Using the $\epsilon,\delta$ definition of uniform continuity, prove that $f(x)=\frac{1}{1+x}$ is uniformly continuous on $(-\infty,-\frac{3}{2})$.
Attempt:
We must show that for any $\epsilon>0$ we can find a $\delta > 0$, such that if $|x-a|<\delta$ and $|\frac{1}{1+x}-\frac{1}{1+a}|<\epsilon$ for all $a \in (-\infty,-\frac{3}{2})$.
$\quad$Scratchwork for $\delta$:.
$\begin{align} \quad \quad \Bigg|\frac{1}{1+x}-\frac{1}{1+a} \Bigg|=\Bigg|\frac{1+a-1\color{blue}{-}x}{(1+x)(1+a)}\Bigg|&=\fbox{|$\frac{1}{(1+x)(1+a)}|$}|x-a|\\&\color{blue}{<}4|x-a|<\epsilon \\ &\Rightarrow|x-a|<\frac{\epsilon}{4} \end{align}$
$\quad \quad $ **In order to bound $\Bigg|\frac{1}{(1+x)(1+a)}\Bigg|$, I used the fact that $x,a<-\frac{3}{2}$.
$\quad \quad $Which would result in $\frac{1}{(1+x)(1+a)}<\frac{1}{(1-\frac{3}{2})(1-\frac{3}{2})}=\frac{1}{\frac{1}{4}}=4$.

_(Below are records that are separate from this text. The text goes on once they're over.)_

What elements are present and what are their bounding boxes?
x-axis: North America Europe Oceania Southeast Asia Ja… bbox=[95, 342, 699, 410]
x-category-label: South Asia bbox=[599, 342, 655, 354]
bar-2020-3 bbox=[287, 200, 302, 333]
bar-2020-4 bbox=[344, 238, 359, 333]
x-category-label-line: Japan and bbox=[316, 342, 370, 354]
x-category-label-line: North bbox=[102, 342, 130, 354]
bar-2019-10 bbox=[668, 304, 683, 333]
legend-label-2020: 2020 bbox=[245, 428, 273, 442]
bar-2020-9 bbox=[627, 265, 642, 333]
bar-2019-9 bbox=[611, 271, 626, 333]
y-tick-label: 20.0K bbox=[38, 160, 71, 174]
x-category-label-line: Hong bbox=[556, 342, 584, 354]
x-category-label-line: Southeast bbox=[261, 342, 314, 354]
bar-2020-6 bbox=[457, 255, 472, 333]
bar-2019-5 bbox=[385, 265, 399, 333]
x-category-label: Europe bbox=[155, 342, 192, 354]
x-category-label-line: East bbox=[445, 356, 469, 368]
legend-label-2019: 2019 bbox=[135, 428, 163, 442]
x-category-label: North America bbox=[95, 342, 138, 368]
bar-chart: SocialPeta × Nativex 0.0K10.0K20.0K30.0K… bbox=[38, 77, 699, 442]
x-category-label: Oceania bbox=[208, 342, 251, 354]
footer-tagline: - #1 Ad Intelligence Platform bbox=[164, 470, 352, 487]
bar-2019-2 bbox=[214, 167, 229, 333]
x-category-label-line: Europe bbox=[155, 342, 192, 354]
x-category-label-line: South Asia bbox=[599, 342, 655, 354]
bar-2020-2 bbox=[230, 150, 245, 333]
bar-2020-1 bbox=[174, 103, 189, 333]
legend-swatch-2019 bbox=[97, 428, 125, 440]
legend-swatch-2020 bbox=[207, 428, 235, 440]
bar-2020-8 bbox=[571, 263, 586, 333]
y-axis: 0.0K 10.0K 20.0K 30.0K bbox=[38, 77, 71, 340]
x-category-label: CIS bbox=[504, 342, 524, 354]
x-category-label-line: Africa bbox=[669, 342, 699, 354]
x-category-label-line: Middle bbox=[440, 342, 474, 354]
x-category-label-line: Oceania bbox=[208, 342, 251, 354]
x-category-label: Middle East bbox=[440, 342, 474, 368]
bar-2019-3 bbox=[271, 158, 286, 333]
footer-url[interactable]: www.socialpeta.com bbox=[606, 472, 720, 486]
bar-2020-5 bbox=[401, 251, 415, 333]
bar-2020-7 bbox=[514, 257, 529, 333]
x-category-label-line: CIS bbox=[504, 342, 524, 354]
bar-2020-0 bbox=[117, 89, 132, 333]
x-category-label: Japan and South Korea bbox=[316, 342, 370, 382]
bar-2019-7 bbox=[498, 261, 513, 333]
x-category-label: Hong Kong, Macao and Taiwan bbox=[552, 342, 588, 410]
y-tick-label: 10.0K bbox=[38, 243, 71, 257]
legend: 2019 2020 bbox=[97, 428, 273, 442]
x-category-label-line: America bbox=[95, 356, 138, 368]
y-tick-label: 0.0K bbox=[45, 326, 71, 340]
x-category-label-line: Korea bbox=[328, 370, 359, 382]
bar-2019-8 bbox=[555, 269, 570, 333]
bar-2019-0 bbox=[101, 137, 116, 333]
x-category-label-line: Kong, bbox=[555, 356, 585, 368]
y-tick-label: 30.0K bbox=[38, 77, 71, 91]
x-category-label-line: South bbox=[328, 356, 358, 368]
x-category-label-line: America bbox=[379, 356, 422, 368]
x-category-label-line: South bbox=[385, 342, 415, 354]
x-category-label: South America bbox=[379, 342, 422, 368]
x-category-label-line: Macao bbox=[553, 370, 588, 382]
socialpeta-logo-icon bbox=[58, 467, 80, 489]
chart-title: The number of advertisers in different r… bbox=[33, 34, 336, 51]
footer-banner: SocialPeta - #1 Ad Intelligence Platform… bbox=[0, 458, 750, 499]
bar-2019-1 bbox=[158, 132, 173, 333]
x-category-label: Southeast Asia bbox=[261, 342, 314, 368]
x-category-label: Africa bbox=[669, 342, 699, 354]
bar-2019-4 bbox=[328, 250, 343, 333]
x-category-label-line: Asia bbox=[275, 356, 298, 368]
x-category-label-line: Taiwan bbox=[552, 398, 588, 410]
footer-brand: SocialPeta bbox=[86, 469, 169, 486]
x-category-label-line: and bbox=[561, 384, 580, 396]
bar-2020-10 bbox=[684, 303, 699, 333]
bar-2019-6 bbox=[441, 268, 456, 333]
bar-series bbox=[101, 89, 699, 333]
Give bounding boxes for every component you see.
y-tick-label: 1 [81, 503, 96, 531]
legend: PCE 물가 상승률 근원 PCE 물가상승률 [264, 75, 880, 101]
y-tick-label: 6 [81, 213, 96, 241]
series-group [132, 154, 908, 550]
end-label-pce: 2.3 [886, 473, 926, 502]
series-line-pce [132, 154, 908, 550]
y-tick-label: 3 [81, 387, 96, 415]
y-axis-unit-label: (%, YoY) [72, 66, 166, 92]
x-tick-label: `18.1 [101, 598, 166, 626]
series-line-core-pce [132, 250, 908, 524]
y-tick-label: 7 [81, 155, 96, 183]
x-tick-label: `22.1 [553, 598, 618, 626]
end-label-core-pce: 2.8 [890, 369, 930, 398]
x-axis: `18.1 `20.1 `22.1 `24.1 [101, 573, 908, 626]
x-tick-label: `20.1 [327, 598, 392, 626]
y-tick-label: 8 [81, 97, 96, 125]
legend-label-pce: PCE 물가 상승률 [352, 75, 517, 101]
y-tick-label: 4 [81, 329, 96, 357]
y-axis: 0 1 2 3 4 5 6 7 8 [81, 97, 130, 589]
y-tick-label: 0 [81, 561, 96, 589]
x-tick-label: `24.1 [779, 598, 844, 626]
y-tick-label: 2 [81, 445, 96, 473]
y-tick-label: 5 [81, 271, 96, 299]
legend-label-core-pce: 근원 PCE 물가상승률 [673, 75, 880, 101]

$\quad$Choose $\delta=\frac{\epsilon}{4}\\$
$\quad$Proof: Let $\epsilon>0$ be given and let $\delta=\frac{\epsilon}{4}$. If $|x-a|<\delta$ we have:
$\begin{align} \quad \quad \Bigg|\frac{1}{1+x}-\frac{1}{1+a}\Bigg|&= \Bigg|\frac{1}{(1+x)(1+a)}\Bigg||x-a|\\&\leq4|x-a|\\ &<4\delta=4\frac{\epsilon}{4}=\epsilon. \end{align}$
$\rule{18cm}{.03cm}$
Is it okay to use the fact that that $x,a<-\frac{3}{2}$, in order to place bounds on the function in order to reach a $\delta$? I am not sure if this technique holds for intervals involving infinity.
Since $x$ and $a$ are both assumed to satisfy the inequalities $x,a < -\frac{3}{2}$ then sure, you may use those inequalities in your proof.
The proof looks fine. Your scratchwork has a mistaken inequality and a mistaken implication sign, although that seems not to have affected the proof.